Note: Requirements analysts and business analysts may find benefit from drilling down further into the additional types of requirements, but this should be enough to identify the characteristics for product people.

Describing Requirements Through User Stories

Most software requirements — including non-functional — can be described for agile teams in the format of user stories.  The story describes the actor, the needed ability, and the purpose–providing the necessary condition that must be met and why, without specifying the implementation.

Many things appear to be requirements, but aren’t.  They’re opinions about the way a problem must be solved.  They may be related to an unstated problem, which would be better addressed if it were identified as a separate and distinct problem.  Identifying the problem separately allows for all possible solutions to be considered.

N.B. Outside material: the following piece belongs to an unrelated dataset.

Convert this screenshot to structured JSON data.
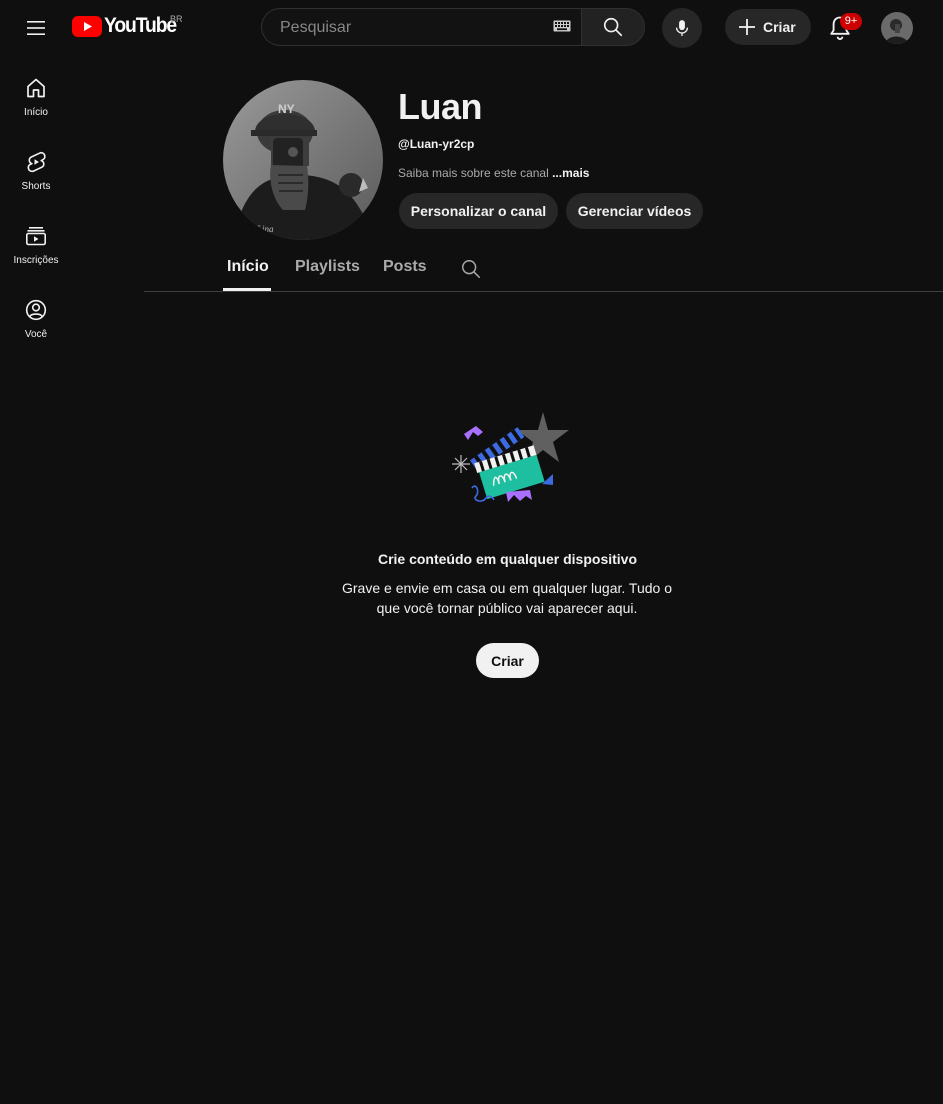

Often times, requirements related to a particular capability are expressed as acceptance criteria on the user story.  This encourages the requirements to be expressed as constraints, while remaining design free.

Give a Moose a Muffin

In the story If You Give a Moose a Muffin by Numeroff and Bond, the moose given a muffin immediately has a new need: jam, to go on the muffin.  He may want a napkin to clean his hooves, a knife to cut the muffin with, and so on.

Needs are emergent.  Once the minimum viable product is in your customer’s hands, that product will encourage add-on needs.  Cagan calls these “latent needs.”

Once those needs are met, others will follow.  You can’t possibly know (or build!) all the items your customers will need–so focus on identifying only the items required to solve the core problem.

Your Job is Not to “Gather Requirements” — It’s to Communicate

Requirements aren’t hidden in obscure locations like easter eggs, waiting to be collected by your child.  Requirements are emergent, and are often only elicited by showing a client a potential solution.  It’s much more productive to build a prototype of a proposed solution, and get feedback based upon that.   Keeping real users involved is the secret to success.

Modern agile teams act with the assumption that user stories will be brought to the team to represent all requirements, that acceptance criteria will be included where constraints are necessary, and that over time, new requirements will be discovered.  It’s your job as a product manager to ensure all those things happen.

It’s also your job to communicate to stakeholders what’s there, and what isn’t there.  Use your judgment when communicating what’s not present, so that stakeholders know the use cases they care about which aren’t addressed.  Communicating with real users at every possible opportunity helps to ensure no requirements are missed, and that emergent requirements are captured and prioritized.